Andy at UK Gay News also points to an upcoming BBC Radio special, produced by Made in Manchester Productions, called How Aids Changed America. The program is to be hosted by Paul Michael Glaser, of Starsky and Hutch fame. Glaser lost his wife Elizabeth, a prominent AIDS activist, and their daughter to AIDS.
From UK Gay News:
BBC Radio to Examine How Aids Changed America
MANCHESTER, November 20, 2008 – American actor Paul Michael Glaser, who played Starsky in the long running US cop series Starsky and Hutch, is to host a special BBC Radio programme to coincide with World Aids Day.
How Aids Changed America is to be transmitted on BBC Radio 2, Britain’s most listened to radio station, at 10.30om on Tuesday December 2 – the day following World Aids Day.
In the programme, produced by Made in Manchester Productions for the BBC, Mr Glaser will look back at nearly three decades of pain, prejudice and progress in the American peoples’ struggle with HIV/Aids.
[ ... ]
How Aids Changed America examines the pain – from the heady disco days of pre-Aids San Francisco through the shocking arrival of Aids on the gay scene, and how citizen after citizen was suddenly struck down by this mysterious new illness.
It charts the prejudice – how the illness was misunderstood in the early years and how the US establishment struggled to come to terms with what was happening.
It also looks at the progress – greater awareness and acceptance of people with the virus, and the emergence of life-extending drugs.
And it brings things bang up to date as we examine whether or not Aids, which has claimed the lives of more than half a million US citizens, really has changed America after all.
Those recalling the early days of HIV/Aids in America include Cleve Jones, founder of the HIV/Aids Memorial Quilt, controversial gay rights activist Larry Kramer and Paul Michael Glaser himself.
Here in the US, a week of action coinciding with World AIDS Day is planned, including a rally, on 1 December 2008, outside the White House in Washington DC, where the rate of new AIDS cases is 12 times the national average.
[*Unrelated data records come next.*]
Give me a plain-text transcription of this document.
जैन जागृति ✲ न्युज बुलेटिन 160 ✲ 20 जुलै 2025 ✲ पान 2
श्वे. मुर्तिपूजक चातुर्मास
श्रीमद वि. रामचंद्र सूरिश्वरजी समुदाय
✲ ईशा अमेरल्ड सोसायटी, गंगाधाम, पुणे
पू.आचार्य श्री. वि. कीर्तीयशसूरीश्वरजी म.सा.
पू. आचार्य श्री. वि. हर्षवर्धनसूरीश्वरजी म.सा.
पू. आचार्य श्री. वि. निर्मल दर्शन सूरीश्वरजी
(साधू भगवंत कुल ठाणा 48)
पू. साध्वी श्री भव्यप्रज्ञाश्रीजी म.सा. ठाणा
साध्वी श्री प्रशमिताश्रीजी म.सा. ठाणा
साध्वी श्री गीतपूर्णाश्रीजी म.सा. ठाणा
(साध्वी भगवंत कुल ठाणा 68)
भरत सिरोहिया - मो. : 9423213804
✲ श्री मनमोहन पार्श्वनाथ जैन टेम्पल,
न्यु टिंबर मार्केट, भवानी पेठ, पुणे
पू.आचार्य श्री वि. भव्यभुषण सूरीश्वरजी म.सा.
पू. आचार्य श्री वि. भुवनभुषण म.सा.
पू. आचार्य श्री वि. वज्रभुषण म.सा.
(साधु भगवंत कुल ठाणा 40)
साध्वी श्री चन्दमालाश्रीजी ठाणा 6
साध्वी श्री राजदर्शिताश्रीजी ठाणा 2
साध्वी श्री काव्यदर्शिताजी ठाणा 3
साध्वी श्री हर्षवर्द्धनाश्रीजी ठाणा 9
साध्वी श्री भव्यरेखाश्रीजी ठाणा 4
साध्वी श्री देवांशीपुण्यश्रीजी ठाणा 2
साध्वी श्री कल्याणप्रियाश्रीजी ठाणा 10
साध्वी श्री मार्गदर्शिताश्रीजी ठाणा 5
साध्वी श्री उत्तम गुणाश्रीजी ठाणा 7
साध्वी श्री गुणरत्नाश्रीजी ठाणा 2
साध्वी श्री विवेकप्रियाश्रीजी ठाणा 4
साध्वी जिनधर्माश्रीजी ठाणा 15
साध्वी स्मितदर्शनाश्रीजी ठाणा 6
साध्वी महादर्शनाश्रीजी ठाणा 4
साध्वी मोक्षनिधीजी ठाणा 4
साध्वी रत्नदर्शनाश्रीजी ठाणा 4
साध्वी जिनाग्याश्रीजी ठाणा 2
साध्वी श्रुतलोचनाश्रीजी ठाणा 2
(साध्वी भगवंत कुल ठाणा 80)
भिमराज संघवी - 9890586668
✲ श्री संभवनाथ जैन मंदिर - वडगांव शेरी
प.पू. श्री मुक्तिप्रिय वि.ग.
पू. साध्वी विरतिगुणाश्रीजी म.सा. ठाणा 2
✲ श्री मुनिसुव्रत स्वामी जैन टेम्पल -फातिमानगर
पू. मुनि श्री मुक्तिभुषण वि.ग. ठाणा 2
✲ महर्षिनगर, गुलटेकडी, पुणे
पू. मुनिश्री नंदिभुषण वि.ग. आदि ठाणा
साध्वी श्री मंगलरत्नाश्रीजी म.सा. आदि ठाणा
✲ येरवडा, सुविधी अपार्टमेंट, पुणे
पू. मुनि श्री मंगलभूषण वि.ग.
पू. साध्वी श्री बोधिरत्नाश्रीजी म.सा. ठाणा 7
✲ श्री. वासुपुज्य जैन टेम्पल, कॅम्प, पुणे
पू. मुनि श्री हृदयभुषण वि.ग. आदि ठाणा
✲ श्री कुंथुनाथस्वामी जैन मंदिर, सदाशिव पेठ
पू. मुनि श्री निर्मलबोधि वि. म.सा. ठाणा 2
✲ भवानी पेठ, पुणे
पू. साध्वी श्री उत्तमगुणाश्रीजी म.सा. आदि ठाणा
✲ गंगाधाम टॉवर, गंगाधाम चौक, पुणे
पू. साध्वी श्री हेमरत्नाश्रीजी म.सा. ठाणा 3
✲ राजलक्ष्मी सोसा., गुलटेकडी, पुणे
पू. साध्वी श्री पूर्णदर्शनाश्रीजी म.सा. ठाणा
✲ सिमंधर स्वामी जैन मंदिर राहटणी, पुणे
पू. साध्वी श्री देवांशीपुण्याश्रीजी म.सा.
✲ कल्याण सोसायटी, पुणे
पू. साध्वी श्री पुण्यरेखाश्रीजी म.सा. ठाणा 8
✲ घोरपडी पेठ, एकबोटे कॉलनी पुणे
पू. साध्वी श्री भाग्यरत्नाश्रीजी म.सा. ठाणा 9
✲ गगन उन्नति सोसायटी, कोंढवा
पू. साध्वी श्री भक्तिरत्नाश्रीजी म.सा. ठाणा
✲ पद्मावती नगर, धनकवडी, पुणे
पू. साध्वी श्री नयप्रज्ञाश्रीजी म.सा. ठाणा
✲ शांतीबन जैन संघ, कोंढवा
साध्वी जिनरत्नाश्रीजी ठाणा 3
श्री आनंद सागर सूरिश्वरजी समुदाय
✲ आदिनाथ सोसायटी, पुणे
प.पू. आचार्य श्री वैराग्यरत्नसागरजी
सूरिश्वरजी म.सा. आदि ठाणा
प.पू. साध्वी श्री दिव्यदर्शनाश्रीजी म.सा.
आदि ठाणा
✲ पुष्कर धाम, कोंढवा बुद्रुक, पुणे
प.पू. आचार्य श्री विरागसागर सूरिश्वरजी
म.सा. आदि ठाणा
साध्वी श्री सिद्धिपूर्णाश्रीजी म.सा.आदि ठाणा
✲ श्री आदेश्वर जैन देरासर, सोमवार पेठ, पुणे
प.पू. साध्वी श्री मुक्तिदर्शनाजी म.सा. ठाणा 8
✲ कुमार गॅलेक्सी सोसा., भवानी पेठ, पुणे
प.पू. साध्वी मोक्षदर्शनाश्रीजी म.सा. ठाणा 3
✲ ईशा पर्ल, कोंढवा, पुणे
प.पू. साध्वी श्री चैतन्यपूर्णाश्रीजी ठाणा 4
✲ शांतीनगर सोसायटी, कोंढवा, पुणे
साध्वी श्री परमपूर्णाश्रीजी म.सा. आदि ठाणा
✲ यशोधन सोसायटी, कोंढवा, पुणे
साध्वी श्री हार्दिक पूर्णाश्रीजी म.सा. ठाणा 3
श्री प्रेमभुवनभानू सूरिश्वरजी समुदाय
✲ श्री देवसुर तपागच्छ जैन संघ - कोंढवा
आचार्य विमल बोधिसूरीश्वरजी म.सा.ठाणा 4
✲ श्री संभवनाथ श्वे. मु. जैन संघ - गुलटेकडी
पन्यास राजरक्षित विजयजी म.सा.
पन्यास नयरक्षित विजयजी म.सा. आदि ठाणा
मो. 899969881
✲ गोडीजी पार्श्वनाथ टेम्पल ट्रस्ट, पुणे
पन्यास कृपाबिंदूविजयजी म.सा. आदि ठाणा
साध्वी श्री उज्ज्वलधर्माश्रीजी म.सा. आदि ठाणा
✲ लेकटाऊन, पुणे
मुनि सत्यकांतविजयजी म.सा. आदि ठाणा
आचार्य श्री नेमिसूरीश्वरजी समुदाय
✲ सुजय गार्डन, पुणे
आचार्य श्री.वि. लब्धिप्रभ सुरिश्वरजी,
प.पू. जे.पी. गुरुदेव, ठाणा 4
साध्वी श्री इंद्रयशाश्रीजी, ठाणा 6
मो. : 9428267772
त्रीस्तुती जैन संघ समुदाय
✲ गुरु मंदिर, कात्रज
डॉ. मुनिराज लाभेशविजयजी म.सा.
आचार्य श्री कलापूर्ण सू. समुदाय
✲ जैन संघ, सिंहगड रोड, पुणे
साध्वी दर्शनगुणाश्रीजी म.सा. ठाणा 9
The demands are clear and urgent:
- $8 billion over 5 years in new money to fund the training and retention of the African healthcare workers that will be needed to reach Universal Access by 2010.
- $2.6 billion in funding for the Ryan White CARE Act for treatment and care to people living with AIDS in the US, in BOTH rural and urban areas.
- Trade rules that promote access to AIDS medicines and an end to bilateral free trade agreements that put big pharmaceutical interests ahead of those living with HIV/AIDS.
- Full funding for the Global Fund to Fight AIDS, TB, and Malaria—at least $700 million this year from the US.